I’m writing a simple edge detection with CUDA which works generally fine. But I’m facing a problem with the number of blocks and threads per block on the kernel call. If I use a big number of blocks on the call for the first image I get crappy results, if i use a small number of blocks like 8 everything works fine even if I increase the number of blocks for further calls. I don’t know where this behaviour comes from. Maybe someone has an idea. Every hint is appreciated :) .

Some Facts:

CUDA 1.1 on Windows XP

GPU: 9500M GS

The CUDA Code:


void operateRobert(unsigned char* data, unsigned char* res, int width, int height){

	// get indices (position in memory)

	unsigned int x = blockIdx.x*blockDim.x + threadIdx.x;

    unsigned int y = blockIdx.y*blockDim.y + threadIdx.y;


	// check in value in valid region

	if(x>0 && y>0 && x<width-1 && y<height-1){


	// var to store calculated value


  int value;


	// calculate value

	value = abs((data[(y*width)+x] - data[((y+1)*width)+(x+1)]) +  (data[((y+1)*width)+x] -data[(y*width)+(x+1)]));




	// store result





// calling the kernel

dim3 block(128, 128, 1);

dim3 grid(width / block.x, height / block.y, 1);

// do calculation


Regards LeRoi

This is probably not solving your “crappy results” problem. Just in case your image size is not a multiple of the block dimension, rounding up of your grid dimension like this may be helpful.
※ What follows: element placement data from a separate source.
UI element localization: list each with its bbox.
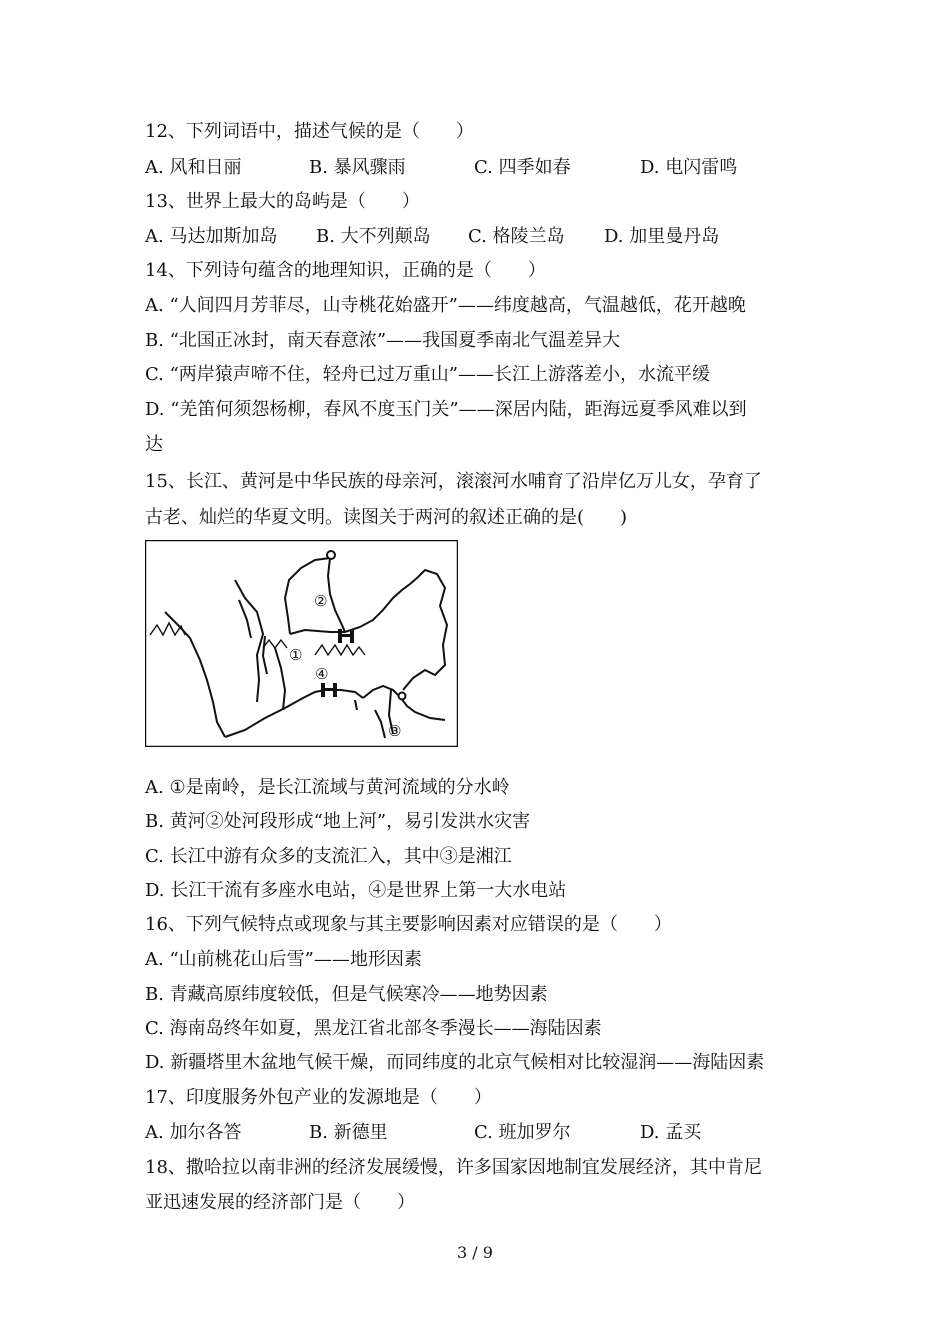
q16-option-c: C. 海南岛终年如夏，黑龙江省北部冬季漫长——海陆因素 bbox=[145, 1018, 602, 1039]
q13-stem: 13、世界上最大的岛屿是（ ） bbox=[145, 191, 420, 212]
q18-stem-line2: 亚迅速发展的经济部门是（ ） bbox=[145, 1192, 415, 1213]
q15-option-a: A. ①是南岭，是长江流域与黄河流域的分水岭 bbox=[145, 777, 510, 798]
q15-stem-line2: 古老、灿烂的华夏文明。读图关于两河的叙述正确的是( ) bbox=[145, 507, 628, 528]
map-label-3: ③ bbox=[388, 722, 402, 740]
q16-option-d: D. 新疆塔里木盆地气候干燥，而同纬度的北京气候相对比较湿润——海陆因素 bbox=[145, 1052, 765, 1073]
q15-option-c: C. 长江中游有众多的支流汇入，其中③是湘江 bbox=[145, 846, 512, 867]
q17-option-b: B. 新德里 bbox=[309, 1122, 388, 1143]
map-label-2: ② bbox=[314, 592, 328, 610]
q14-option-d-continuation: 达 bbox=[145, 434, 163, 455]
q17-stem: 17、印度服务外包产业的发源地是（ ） bbox=[145, 1087, 492, 1108]
map-label-4: ④ bbox=[315, 665, 329, 683]
q18-stem-line1: 18、撒哈拉以南非洲的经济发展缓慢，许多国家因地制宜发展经济，其中肯尼 bbox=[145, 1157, 762, 1178]
q15-option-d: D. 长江干流有多座水电站，④是世界上第一大水电站 bbox=[145, 880, 567, 901]
q17-option-d: D. 孟买 bbox=[640, 1122, 702, 1143]
q16-option-a: A. “山前桃花山后雪”——地形因素 bbox=[145, 949, 422, 970]
q14-option-b: B. “北国正冰封，南天春意浓”——我国夏季南北气温差异大 bbox=[145, 330, 621, 351]
q15-option-b: B. 黄河②处河段形成“地上河”，易引发洪水灾害 bbox=[145, 811, 531, 832]
q17-option-c: C. 班加罗尔 bbox=[474, 1122, 571, 1143]
q13-option-a: A. 马达加斯加岛 bbox=[145, 226, 278, 247]
q14-option-d: D. “羌笛何须怨杨柳，春风不度玉门关”——深居内陆，距海远夏季风难以到 bbox=[145, 399, 747, 420]
q16-stem: 16、下列气候特点或现象与其主要影响因素对应错误的是（ ） bbox=[145, 914, 672, 935]
q12-option-a: A. 风和日丽 bbox=[145, 157, 242, 178]
map-label-1: ① bbox=[289, 646, 303, 664]
q17-option-a: A. 加尔各答 bbox=[145, 1122, 242, 1143]
q12-option-c: C. 四季如春 bbox=[474, 157, 571, 178]
q16-option-b: B. 青藏高原纬度较低，但是气候寒冷——地势因素 bbox=[145, 984, 548, 1005]
yangtze-yellow-river-map bbox=[145, 540, 458, 747]
q12-stem: 12、下列词语中，描述气候的是（ ） bbox=[145, 121, 474, 142]
q13-option-d: D. 加里曼丹岛 bbox=[604, 226, 720, 247]
q13-option-b: B. 大不列颠岛 bbox=[316, 226, 431, 247]
q12-option-d: D. 电闪雷鸣 bbox=[640, 157, 738, 178]
q14-option-a: A. “人间四月芳菲尽，山寺桃花始盛开”——纬度越高，气温越低，花开越晚 bbox=[145, 295, 746, 316]
q14-stem: 14、下列诗句蕴含的地理知识，正确的是（ ） bbox=[145, 260, 546, 281]
q15-stem-line1: 15、长江、黄河是中华民族的母亲河，滚滚河水哺育了沿岸亿万儿女，孕育了 bbox=[145, 471, 762, 492]
q13-option-c: C. 格陵兰岛 bbox=[468, 226, 565, 247]
q12-option-b: B. 暴风骤雨 bbox=[309, 157, 406, 178]
q14-option-c: C. “两岸猿声啼不住，轻舟已过万重山”——长江上游落差小，水流平缓 bbox=[145, 364, 710, 385]
page-number: 3 / 9 bbox=[457, 1243, 493, 1262]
Your bounds check against width and height inside the kernel make this safe.

// calling the kernel

dim3 block(128, 128, 1);

dim3 grid((width + block.x-1) / block.x, (height + block.y-1) / block.y, 1);

// do calculation


Generally you should consider placing your input data in a texture - alternatively consider moving blocks of input data to shared memory first before running the edge detection filter on it . Right now you’re having 4 memory accesses per pixel and these run through slow global memory in an uncoalesced manner - in other words you’re not getting peak bandwidth performance and additionally you’re consuming 4 times the required bandwidth for your reads.


Thanks for the replies. Quoc Vinh you’re right, the thread per block limit was my failure the program works fine now. my problem is the speed now. before sticking to the 512 limit my results were much faster (but not working probably). why ?? besides the texture and shared memory things christian pointed out, are there ways to speed up the calculation??